Local Jaunt

Wednesday May 20

After Pam's Covid and RSV jabs, plus a little recovery time, we drove to Hickling NWT Reserve. New from our last visit were eight small Polish Konig horses, a semi-wild breed used by the NWT to keep grassland grazed on their reserves. Mouse dun with dark manes and tails, I find them very attractive.They are especially useful as they do not get foot rot in marshy conditions.





 

 

 

 

 

 

 

 

 

 

 

 

 

 

There is limited viewing from the drive down to Whiteslea Lodge, but there are a couple of places from which one can scan the marshes beyond Brendan's Pool. Two amalgamated families of well grown Greylag hid away from my camera, a Blackcap serenaded from the woods and I caught a glimpse of a Hobby before it disappeared behind trees. Swallows and a few Swifts sped through the skies, a Marsh Harrier lazed its way east and a distant Chiffchaff had us searching. Easy to hear, difficult to see. 

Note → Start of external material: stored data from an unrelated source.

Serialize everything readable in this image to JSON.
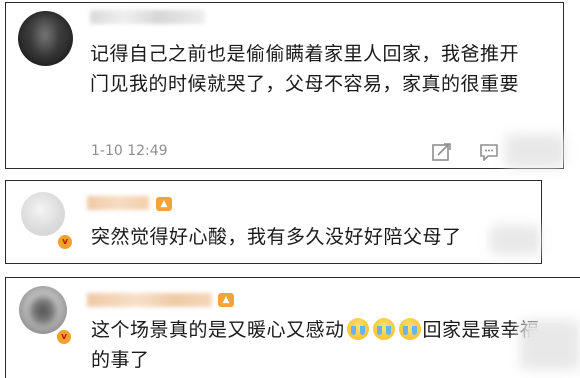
{
  "comments": [
    {
      "text": "记得自己之前也是偷偷瞒着家里人回家，我爸推开门见我的时候就哭了，父母不容易，家真的很重要",
      "timestamp": "1-10 12:49",
      "actions": [
        "share-icon",
        "comment-icon"
      ]
    },
    {
      "text": "突然觉得好心酸，我有多久没好好陪父母了",
      "verified_badge": "v"
    },
    {
      "text_before_emoji": "这个场景真的是又暖心又感动",
      "emoji_name": "crying-face-emoji",
      "emoji_count": 3,
      "text_after_emoji": "回家是最幸福的事了",
      "verified_badge": "v"
    }
  ],
  "colors": {
    "text": "#1a1a1a",
    "timestamp": "#8e8e8e",
    "border": "#2b2b2b",
    "badge": "#f1a12c"
  }
}
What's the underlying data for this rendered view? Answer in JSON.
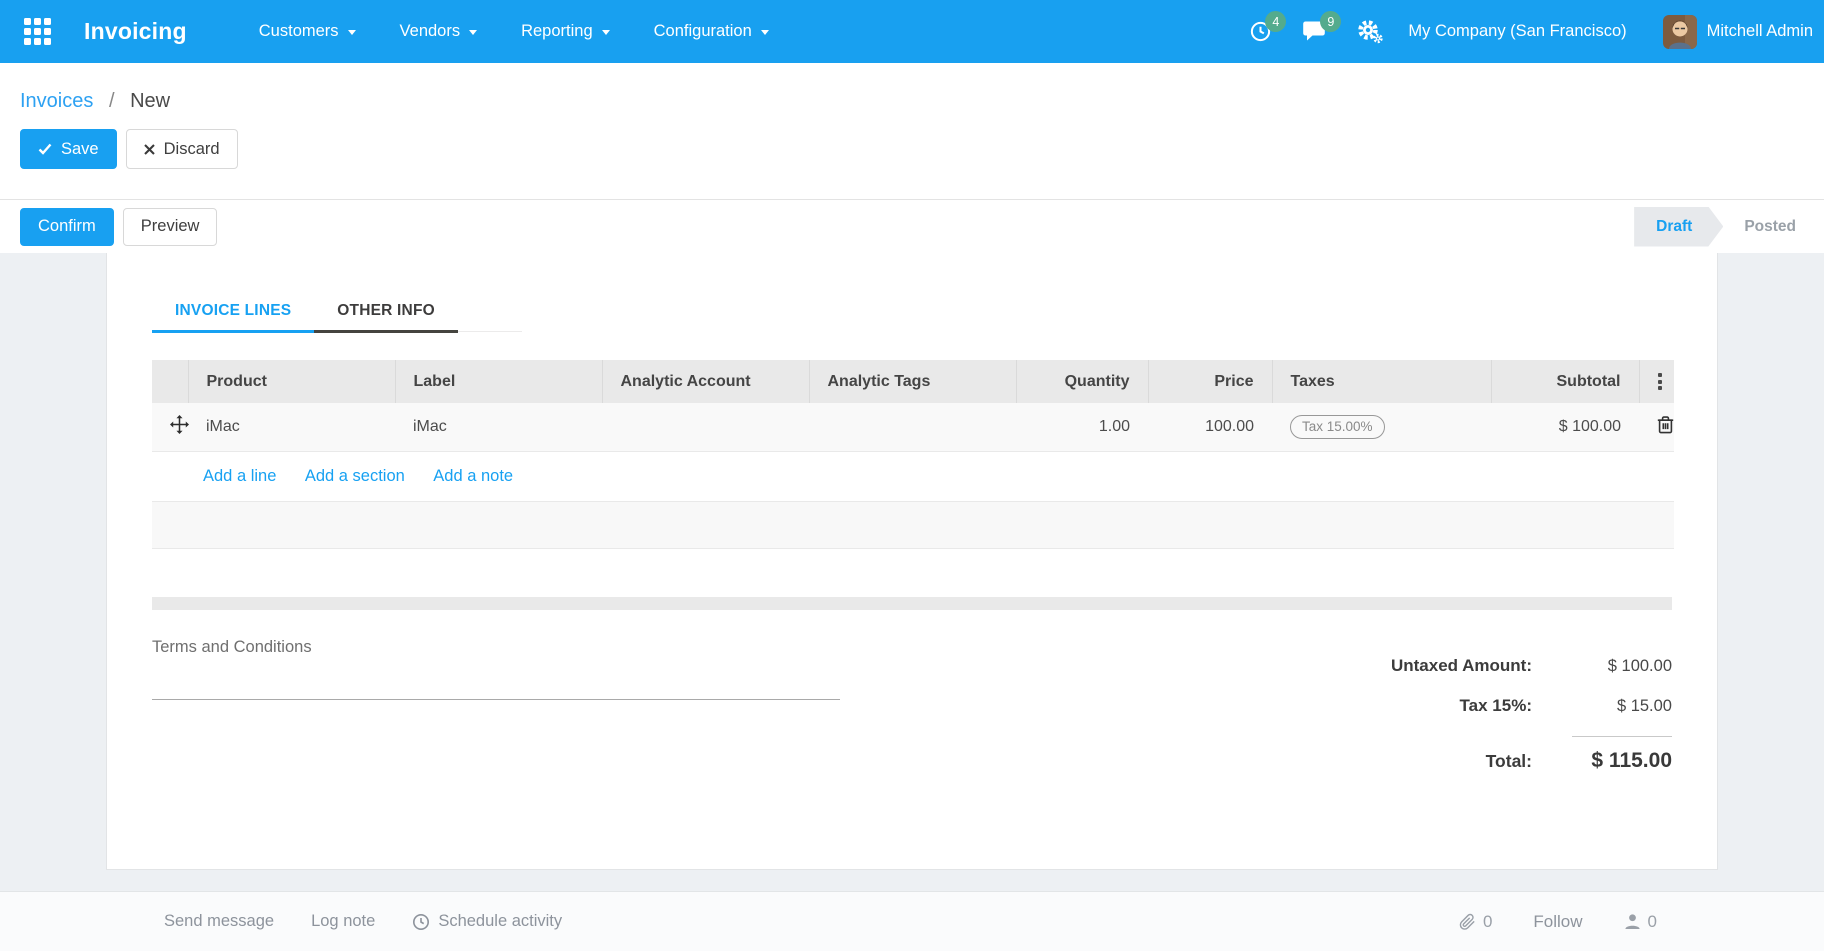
{
  "colors": {
    "primary": "#18a0f1",
    "badge_green": "#54ab8d",
    "navbar": "#18a0f0"
  },
  "navbar": {
    "brand": "Invoicing",
    "menus": [
      "Customers",
      "Vendors",
      "Reporting",
      "Configuration"
    ],
    "activity_count": "4",
    "message_count": "9",
    "company": "My Company (San Francisco)",
    "user": "Mitchell Admin"
  },
  "breadcrumb": {
    "parent": "Invoices",
    "separator": "/",
    "current": "New"
  },
  "actions": {
    "save": "Save",
    "discard": "Discard",
    "confirm": "Confirm",
    "preview": "Preview"
  },
  "statusbar": {
    "draft": "Draft",
    "posted": "Posted"
  },
  "tabs": {
    "invoice_lines": "INVOICE LINES",
    "other_info": "OTHER INFO"
  },
  "invoice_lines": {
    "columns": [
      "Product",
      "Label",
      "Analytic Account",
      "Analytic Tags",
      "Quantity",
      "Price",
      "Taxes",
      "Subtotal"
    ],
    "rows": [
      {
        "product": "iMac",
        "label": "iMac",
        "analytic_account": "",
        "analytic_tags": "",
        "quantity": "1.00",
        "price": "100.00",
        "taxes": "Tax 15.00%",
        "subtotal": "$ 100.00"
      }
    ],
    "add_links": [
      "Add a line",
      "Add a section",
      "Add a note"
    ]
  },
  "terms": {
    "label": "Terms and Conditions"
  },
  "totals": {
    "rows": [
      {
        "label": "Untaxed Amount:",
        "value": "$ 100.00"
      },
      {
        "label": "Tax 15%:",
        "value": "$ 15.00"
      }
    ],
    "total_label": "Total:",
    "total_value": "$ 115.00"
  },
  "chatter": {
    "send_message": "Send message",
    "log_note": "Log note",
    "schedule_activity": "Schedule activity",
    "attachments_count": "0",
    "follow": "Follow",
    "followers_count": "0"
  }
}
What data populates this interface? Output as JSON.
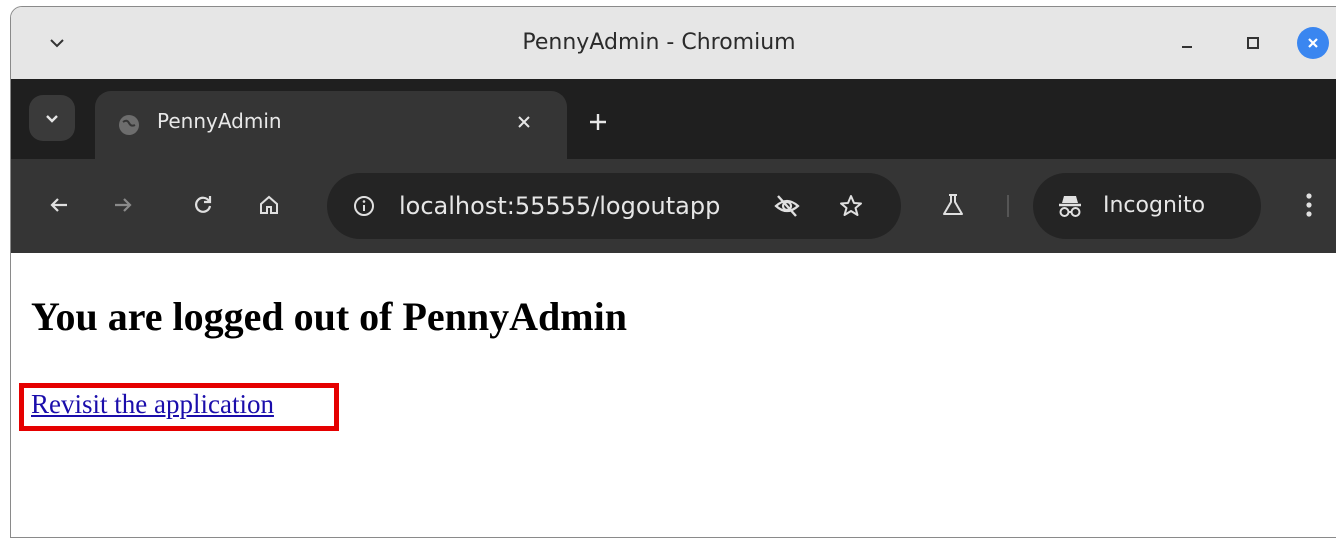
{
  "window": {
    "title": "PennyAdmin - Chromium"
  },
  "tabs": [
    {
      "title": "PennyAdmin"
    }
  ],
  "toolbar": {
    "url": "localhost:55555/logoutapp",
    "incognito_label": "Incognito"
  },
  "page": {
    "heading": "You are logged out of PennyAdmin",
    "link_text": "Revisit the application"
  },
  "colors": {
    "highlight": "#e50000",
    "link": "#1a0dab",
    "close_button": "#3a86f0"
  },
  "icons": [
    "chevron-down-icon",
    "minimize-icon",
    "maximize-icon",
    "close-icon",
    "tab-search-icon",
    "globe-icon",
    "tab-close-icon",
    "new-tab-icon",
    "back-icon",
    "forward-icon",
    "reload-icon",
    "home-icon",
    "info-icon",
    "eye-slash-icon",
    "star-icon",
    "labs-flask-icon",
    "incognito-icon",
    "more-vert-icon"
  ]
}
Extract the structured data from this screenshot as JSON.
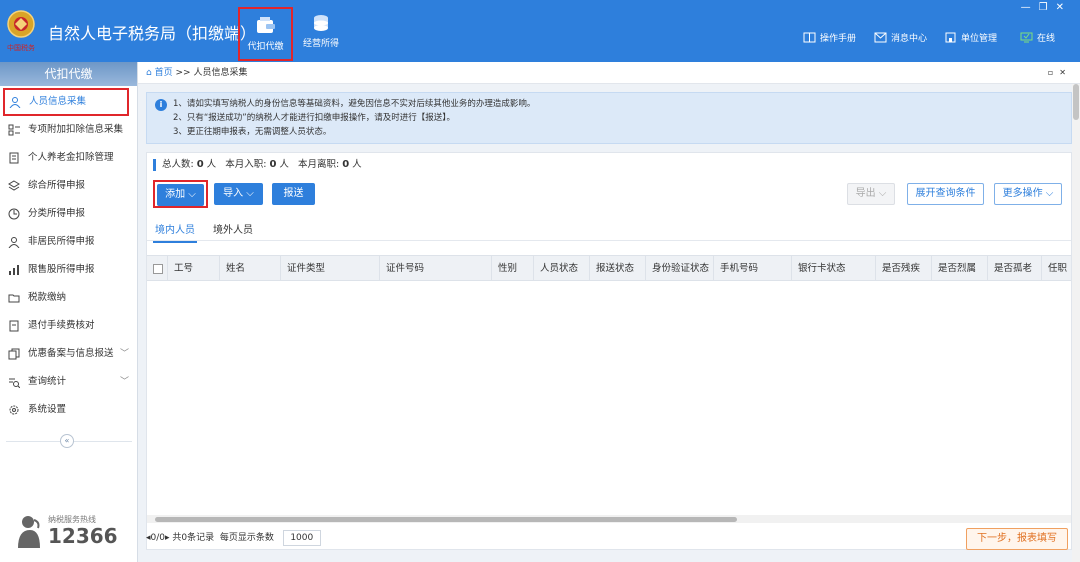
{
  "header": {
    "logo_text": "中国税务",
    "title": "自然人电子税务局（扣缴端）",
    "nav": [
      {
        "label": "代扣代缴",
        "active": true
      },
      {
        "label": "经营所得",
        "active": false
      }
    ],
    "right": [
      {
        "label": "操作手册",
        "icon": "book-icon"
      },
      {
        "label": "消息中心",
        "icon": "mail-icon"
      },
      {
        "label": "单位管理",
        "icon": "building-icon"
      },
      {
        "label": "在线",
        "icon": "monitor-check-icon"
      }
    ],
    "window_controls": [
      "—",
      "❐",
      "✕"
    ]
  },
  "sidebar": {
    "title": "代扣代缴",
    "items": [
      {
        "label": "人员信息采集",
        "icon": "person-icon",
        "active": true
      },
      {
        "label": "专项附加扣除信息采集",
        "icon": "grid-list-icon"
      },
      {
        "label": "个人养老金扣除管理",
        "icon": "document-icon"
      },
      {
        "label": "综合所得申报",
        "icon": "layers-icon"
      },
      {
        "label": "分类所得申报",
        "icon": "pie-clock-icon"
      },
      {
        "label": "非居民所得申报",
        "icon": "person-outline-icon"
      },
      {
        "label": "限售股所得申报",
        "icon": "bar-chart-icon"
      },
      {
        "label": "税款缴纳",
        "icon": "folder-icon"
      },
      {
        "label": "退付手续费核对",
        "icon": "receipt-icon"
      },
      {
        "label": "优惠备案与信息报送",
        "icon": "file-copy-icon",
        "expandable": true
      },
      {
        "label": "查询统计",
        "icon": "search-list-icon",
        "expandable": true
      },
      {
        "label": "系统设置",
        "icon": "gear-icon"
      }
    ],
    "collapse_glyph": "«",
    "hotline_label": "纳税服务热线",
    "hotline_number": "12366"
  },
  "breadcrumb": {
    "home": "首页",
    "sep": ">>",
    "current": "人员信息采集"
  },
  "notice": [
    "1、请如实填写纳税人的身份信息等基础资料，避免因信息不实对后续其他业务的办理造成影响。",
    "2、只有“报送成功”的纳税人才能进行扣缴申报操作，请及时进行【报送】。",
    "3、更正往期申报表，无需调整人员状态。"
  ],
  "stats": {
    "total_label": "总人数:",
    "total_value": "0",
    "total_unit": "人",
    "join_label": "本月入职:",
    "join_value": "0",
    "join_unit": "人",
    "leave_label": "本月离职:",
    "leave_value": "0",
    "leave_unit": "人"
  },
  "toolbar": {
    "add": "添加",
    "import": "导入",
    "submit": "报送",
    "export": "导出",
    "expand_query": "展开查询条件",
    "more": "更多操作"
  },
  "tabs": [
    "境内人员",
    "境外人员"
  ],
  "table": {
    "columns": [
      "工号",
      "姓名",
      "证件类型",
      "证件号码",
      "性别",
      "人员状态",
      "报送状态",
      "身份验证状态",
      "手机号码",
      "银行卡状态",
      "是否残疾",
      "是否烈属",
      "是否孤老",
      "任职"
    ],
    "rows": []
  },
  "pager": {
    "page": "0/0",
    "records": "共0条记录",
    "per_page_label": "每页显示条数",
    "per_page_value": "1000"
  },
  "next_button": "下一步，报表填写",
  "colors": {
    "brand": "#2e7fdc",
    "highlight": "#e0262b",
    "next": "#e07020"
  }
}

Using one of the new gravelled side paths to the top of the bank, scanning eventually produced two Hobby for my year list. Parked in the designated area at the end of the track, a Willow Warbler sang incessantly from nearby. We ate our lunch here, interrupted by a tanker driver who, very pleasantly, asked us to move so that he could turn around. We watched him fill the Lodge's oil tank and then skilfully turn and drive off. From a different parking place than usual, good job too, we actually saw some birds. We'd heard a distant Cuckoo, one then flew across in front of us, our first sighting. In the next half an hour, we were surrounded by song. The non stop Willow Warbler, Chiffchaff, Reed Warbler, shouting Cetti's, Wren, Chaffinch and Sedge Warbler. Merlin heard a Tree Sparrow. We didn't.

After an icecream at the Centre, we drove to Stubb MIll. Two more Hobby greeted us, but little else apart from a Whitethroat.  A very pleasant interlude.